Here is an example (R-Code).
Without weights (same result as with Python code):
fit = glm(VISIT~., data = df[ -c(1)] , family = "binomial")
summary(fit)
Call:
glm(formula = VISIT ~ ., family = "binomial", data = df[-c(1)])
Deviance Residuals:
Min 1Q Median 3Q Max
-3.1216 -0.6984 0.3722 0.6838 2.1083
Coefficients:
Estimate Std. Error z value Pr(>|z|)
(Intercept) 3.80983 0.13080 29.126 < 2e-16 ***
Q19_1 -0.11158 0.06296 -1.772 0.076374 .
Q19_2 -0.27176 0.06062 -4.483 7.36e-06 ***
Q19_3 -0.21451 0.06096 -3.519 0.000434 ***
Q19_4 0.22417 0.05163 4.342 1.41e-05 ***
With weights:
fit2 = glm(VISIT~., data = df[ -c(1)], weights = df$WEIGHT_both, family = "binomial")
summary(fit2)
Call:
glm(formula = VISIT ~ ., family = "binomial", data = df[-c(1)],
weights = df$WEIGHT_both)
Deviance Residuals:
Min 1Q Median 3Q Max
-2.4894 -0.3315 0.1619 0.2898 3.7878
Coefficients:
Estimate Std.
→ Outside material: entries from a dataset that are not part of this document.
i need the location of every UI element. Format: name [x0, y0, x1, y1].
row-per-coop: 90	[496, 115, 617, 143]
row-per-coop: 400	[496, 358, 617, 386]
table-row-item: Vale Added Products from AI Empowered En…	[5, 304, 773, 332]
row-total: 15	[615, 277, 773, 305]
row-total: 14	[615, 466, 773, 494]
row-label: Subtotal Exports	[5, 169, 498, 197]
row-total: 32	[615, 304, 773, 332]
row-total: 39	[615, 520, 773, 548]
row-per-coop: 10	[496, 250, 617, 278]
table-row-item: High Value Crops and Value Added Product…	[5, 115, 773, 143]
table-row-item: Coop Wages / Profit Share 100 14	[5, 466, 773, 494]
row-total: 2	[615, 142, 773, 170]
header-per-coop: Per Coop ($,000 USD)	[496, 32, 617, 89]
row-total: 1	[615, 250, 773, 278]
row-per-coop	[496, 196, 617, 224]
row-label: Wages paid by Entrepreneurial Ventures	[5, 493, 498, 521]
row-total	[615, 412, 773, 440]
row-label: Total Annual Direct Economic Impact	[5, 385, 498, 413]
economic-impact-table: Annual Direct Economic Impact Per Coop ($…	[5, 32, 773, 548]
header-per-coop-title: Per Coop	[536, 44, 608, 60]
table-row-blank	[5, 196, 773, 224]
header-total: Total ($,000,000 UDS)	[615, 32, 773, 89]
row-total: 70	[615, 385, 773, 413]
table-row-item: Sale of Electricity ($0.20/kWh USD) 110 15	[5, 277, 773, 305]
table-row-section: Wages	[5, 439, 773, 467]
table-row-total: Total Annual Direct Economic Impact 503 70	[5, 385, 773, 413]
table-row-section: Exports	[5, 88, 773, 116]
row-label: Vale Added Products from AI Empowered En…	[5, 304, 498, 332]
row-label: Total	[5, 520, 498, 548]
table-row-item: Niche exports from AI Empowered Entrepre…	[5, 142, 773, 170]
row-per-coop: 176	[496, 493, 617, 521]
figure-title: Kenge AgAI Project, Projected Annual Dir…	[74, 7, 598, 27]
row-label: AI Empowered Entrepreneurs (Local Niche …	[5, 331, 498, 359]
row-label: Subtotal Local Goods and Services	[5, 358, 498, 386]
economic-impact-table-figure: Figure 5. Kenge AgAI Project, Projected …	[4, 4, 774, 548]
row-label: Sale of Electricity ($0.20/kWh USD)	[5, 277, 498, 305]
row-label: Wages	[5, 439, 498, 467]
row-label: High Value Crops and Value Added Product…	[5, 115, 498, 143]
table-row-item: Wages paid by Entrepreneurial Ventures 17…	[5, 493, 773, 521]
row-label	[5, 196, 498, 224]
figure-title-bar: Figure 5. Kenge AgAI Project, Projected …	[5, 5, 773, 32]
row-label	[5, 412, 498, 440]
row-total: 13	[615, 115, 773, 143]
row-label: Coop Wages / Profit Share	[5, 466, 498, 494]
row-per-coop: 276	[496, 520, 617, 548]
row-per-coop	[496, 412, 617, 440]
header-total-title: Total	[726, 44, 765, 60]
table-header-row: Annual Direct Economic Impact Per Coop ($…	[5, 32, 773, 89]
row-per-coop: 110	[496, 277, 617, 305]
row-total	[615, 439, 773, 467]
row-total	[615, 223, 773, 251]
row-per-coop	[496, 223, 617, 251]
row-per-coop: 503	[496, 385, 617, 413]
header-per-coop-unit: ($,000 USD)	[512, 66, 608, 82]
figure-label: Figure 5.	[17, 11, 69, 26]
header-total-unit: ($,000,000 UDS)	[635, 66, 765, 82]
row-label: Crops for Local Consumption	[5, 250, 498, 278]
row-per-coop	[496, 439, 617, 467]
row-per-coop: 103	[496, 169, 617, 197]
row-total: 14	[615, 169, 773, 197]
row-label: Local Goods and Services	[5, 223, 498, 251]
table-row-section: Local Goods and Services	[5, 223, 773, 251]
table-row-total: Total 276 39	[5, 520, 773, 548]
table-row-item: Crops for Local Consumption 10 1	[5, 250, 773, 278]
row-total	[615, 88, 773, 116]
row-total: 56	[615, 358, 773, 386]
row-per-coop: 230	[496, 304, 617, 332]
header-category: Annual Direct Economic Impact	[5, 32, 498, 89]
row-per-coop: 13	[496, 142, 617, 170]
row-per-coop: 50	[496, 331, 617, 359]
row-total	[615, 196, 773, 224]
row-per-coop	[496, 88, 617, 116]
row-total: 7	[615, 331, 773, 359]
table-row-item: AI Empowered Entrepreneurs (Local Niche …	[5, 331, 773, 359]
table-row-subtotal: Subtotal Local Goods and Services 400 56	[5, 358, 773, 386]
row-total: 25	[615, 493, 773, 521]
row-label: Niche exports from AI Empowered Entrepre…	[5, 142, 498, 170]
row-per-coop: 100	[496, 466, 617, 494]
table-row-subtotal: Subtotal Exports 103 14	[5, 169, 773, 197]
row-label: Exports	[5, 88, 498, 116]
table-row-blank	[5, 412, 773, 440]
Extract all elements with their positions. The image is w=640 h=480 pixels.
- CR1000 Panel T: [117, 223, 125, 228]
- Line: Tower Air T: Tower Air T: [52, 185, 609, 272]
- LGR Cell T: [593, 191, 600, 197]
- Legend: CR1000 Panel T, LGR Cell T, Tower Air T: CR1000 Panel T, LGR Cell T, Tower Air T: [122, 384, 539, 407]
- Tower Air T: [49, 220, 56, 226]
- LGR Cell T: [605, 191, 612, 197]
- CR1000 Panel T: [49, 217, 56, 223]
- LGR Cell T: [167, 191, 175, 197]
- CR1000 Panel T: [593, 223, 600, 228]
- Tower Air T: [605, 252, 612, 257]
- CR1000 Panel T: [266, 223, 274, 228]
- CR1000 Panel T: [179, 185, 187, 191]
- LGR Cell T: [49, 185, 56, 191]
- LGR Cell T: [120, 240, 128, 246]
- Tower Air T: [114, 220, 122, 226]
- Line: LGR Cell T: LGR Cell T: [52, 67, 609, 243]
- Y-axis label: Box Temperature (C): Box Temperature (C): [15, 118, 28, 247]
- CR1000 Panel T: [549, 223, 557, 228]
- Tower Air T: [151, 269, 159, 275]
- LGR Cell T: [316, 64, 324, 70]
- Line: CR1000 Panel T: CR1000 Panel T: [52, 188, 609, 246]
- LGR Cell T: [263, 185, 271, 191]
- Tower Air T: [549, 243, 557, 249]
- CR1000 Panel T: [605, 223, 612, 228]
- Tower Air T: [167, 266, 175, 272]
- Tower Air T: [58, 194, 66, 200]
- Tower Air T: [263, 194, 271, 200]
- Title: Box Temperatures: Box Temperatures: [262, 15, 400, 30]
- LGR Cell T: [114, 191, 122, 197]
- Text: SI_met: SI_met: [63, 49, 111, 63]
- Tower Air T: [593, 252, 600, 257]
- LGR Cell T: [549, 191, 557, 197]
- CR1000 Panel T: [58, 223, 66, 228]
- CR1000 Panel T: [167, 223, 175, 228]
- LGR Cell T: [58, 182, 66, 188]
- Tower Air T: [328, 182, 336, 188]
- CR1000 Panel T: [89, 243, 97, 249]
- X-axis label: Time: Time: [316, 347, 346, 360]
Error z value Pr(>|z|)
(Intercept) 4.950e-01 1.821e-01 2.718 0.006568 **
Q19_1 -6.497e-02 8.712e-02 -0.746 0.455835
Q19_2 -1.720e-02 8.707e-02 -0.198 0.843362
Q19_3 -1.114e-01 8.436e-02 -1.320 0.186743
Q19_4 1.898e-02 7.095e-02 0.268 0.789066
Any idea how to use weights in a logistic regression?